We are close to reaching the most powerful hands in video poker. First we need to go over the two hands: four to an inside straight and four to an outside straight. Four to an inside straight is a weaker hand because there are only four cards that can make the straight. But four to an inside straight with four high cards is obviously better than the same hand but with only three high cards.
When you play multi-hand video poker at Springbok online casino, you need to be absolutely sure that you are following the statistically best strategy. It might seem inconsequential that there are suited high cards that are better than the four to an inside straight with three high cards and the four to an inside straight with four high cards but, when you are playing a lot of hands—and in multi-hand video poker you play a lot of hands—incremental differences are very important.
Suited High Cards
Suited king-queen or king-jack are better hands than suited ace-king; ace-queen; or ace-jack but they are all better than drawing to an inside straight with only three high cards.
Suited queen-jack is better than drawing to an inside straight with four high cards. In other words, if you have suited queen-jack, you would discard two high cards that form a four to an inside straight and keep just the suited high cards.
Weakness of Drawing to an Inside Straight
Michael Shackleford, also known as the wizard of odds, specifically mentions four to an inside straight in an aside. To demonstrate how poor a draw this is, he says that if you have four to an inside straight with no high cards, you discard everything! If you have one high card, you keep the single high card and discard the rest! If you have two high cards, you keep just the two high cards and discard the rest!
Drawing to an inside straight is a very poor strategy!
Three to a Straight Flush
Now, we’re getting very close to the top. This is a very strong hand. You would hold three to a straight flush over more than half of all possible starting hands. However, this hand is still not as strong as four to an outside straight with up to two high cards.
The very fact that we are finally talking about such hands as a straight flush means that we are preparing to learn how to maximize our hands in pursuit of higher payouts even if we have to give up the possibility of winning with a lesser hand.
The three to a straight flush in this case is the strongest of Shackleford’s three types of such hands. In this hand, you have to have as many high cards as gaps. It’s even better to have more high cards than gaps but an equal number is also acceptable. The reason is that high cards can pair up and become a low winning hand.
Without the high cards, the three to a straight flush would be type 2 or type 3, each of which is much weaker.
It would seem a bit counter-intuitive to place a low pair in the upper echelon of starting hands. A low pair can become three of a kind or two pair, so it is statistically stronger than many other apparently good hands.

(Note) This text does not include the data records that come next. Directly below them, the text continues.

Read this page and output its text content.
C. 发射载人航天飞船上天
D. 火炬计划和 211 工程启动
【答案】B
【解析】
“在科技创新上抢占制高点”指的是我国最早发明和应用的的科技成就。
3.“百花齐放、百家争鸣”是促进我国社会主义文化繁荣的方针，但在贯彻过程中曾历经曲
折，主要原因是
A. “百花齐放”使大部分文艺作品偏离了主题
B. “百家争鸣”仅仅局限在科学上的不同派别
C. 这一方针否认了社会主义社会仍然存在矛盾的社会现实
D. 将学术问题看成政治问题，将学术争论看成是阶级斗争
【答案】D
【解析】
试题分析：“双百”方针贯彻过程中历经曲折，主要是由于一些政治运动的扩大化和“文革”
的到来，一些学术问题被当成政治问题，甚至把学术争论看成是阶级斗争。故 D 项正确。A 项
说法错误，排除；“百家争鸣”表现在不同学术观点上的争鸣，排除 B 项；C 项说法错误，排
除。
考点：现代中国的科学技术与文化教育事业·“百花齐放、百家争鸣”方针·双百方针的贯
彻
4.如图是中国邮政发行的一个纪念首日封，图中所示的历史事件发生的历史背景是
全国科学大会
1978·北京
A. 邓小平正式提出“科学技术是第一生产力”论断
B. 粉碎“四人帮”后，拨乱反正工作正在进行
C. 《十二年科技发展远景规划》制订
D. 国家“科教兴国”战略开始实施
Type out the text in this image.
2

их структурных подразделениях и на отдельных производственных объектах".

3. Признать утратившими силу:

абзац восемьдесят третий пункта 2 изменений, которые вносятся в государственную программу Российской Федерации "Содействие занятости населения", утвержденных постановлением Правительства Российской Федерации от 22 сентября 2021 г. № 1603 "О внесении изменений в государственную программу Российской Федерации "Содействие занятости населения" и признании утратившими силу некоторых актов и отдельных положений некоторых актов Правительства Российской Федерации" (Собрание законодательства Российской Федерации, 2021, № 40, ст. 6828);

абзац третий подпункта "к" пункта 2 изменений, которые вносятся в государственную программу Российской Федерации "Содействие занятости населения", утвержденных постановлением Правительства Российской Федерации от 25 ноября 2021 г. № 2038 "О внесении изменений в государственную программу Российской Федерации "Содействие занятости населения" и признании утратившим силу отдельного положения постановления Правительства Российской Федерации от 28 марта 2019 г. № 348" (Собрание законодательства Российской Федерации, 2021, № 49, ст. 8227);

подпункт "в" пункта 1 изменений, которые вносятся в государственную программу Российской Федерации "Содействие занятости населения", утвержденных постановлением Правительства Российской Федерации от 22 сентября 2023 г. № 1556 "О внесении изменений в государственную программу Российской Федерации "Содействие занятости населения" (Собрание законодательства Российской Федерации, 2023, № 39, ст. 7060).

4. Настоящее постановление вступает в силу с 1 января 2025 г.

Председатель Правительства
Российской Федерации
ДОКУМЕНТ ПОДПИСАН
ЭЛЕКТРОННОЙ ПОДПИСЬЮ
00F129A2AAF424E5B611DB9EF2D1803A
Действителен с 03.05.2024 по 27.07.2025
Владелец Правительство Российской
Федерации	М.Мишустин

However, there are still many hands that are better than a low pair. Unsuited 10-jack-queen-king is next in ascending order on the list. This is understandable as there is no possibility of confusion with these two hands.
Four to a Flush
Here is where we discard a possible winning hand for the possibility of getting a better winning hand. Four to a flush is the next hand on the list. It is better than a low pair so, if you have four to a flush with a low pair, you break up the pair in pursuit of the flush.
Three to a Royal Flush
The extra payout for a Royal Flush is so great that it is slightly better to keep three to a Royal Flush over four to a flush. That means that if you have a low suited card with three to a Royal Flush, you discard the low suited card in order to go after the high paying Royal Flush.
Less Common Hands
We are finally in the area of the less common hands. We covered the most common hands in parts one and two. However, when you do get one of the less common hands, you need to know how to play them. Your ultimate winning chances depend as much on playing the less common hands correctly as it depends on playing the most common hands correctly.
As strong as three to a Royal Flush may be, you’ll break it up if you have a high pair. A high pair is already a winning hand and can be improved for a big payout. It is better than a low pair for the simple reason that it is already a winning hand.
Obviously, two pair are better than one pair. It is odd that four to a straight flush is better than two pair. These hands are not contradictory yet four to a straight flush is statistically stronger.
Many Hands do Not Contradict Each Other
As we learn the logic behind the optimal video poker list, we have to keep in mind that it is a list of statistical probability. There are many pairs of hands like the two we just discussed that are not contradictory but the four to a straight flush is still a stronger hand.
A dealt hand is a hand that you cannot break up, in most cases, because it is already a winner and cannot be improved. We will list the six dealt hands in ascending order:
- Full house
- Four of a kind
- Straight Flush
- Royal Flush.
The exception to the rule that you don’t break up a dealt hand is when you also have four to a Royal Flush. Four to a Royal Flush is a very strong hand. You will discard the second card if there is a pair to go after the Royal Flush. You would also break up a dealt flush or a dealt straight to go after the Royal Flush.
Three of a kind is also a strong winning hand that can be improved so you keep the three and discard the other two cards hoping for a full house or four of a kind.
Optimal Play in Video Poker
We hope you have seen that there is a great deal of logic in the way the optimal strategy list for Jacks or Better video poker. At times, we have also seen that the list reflects statistical probability as much as logic.
Finally, there is an optimal strategy card for every video poker variation so we suggest learning one variation first and then perhaps you might venture forth and try any of the many variations in video poker.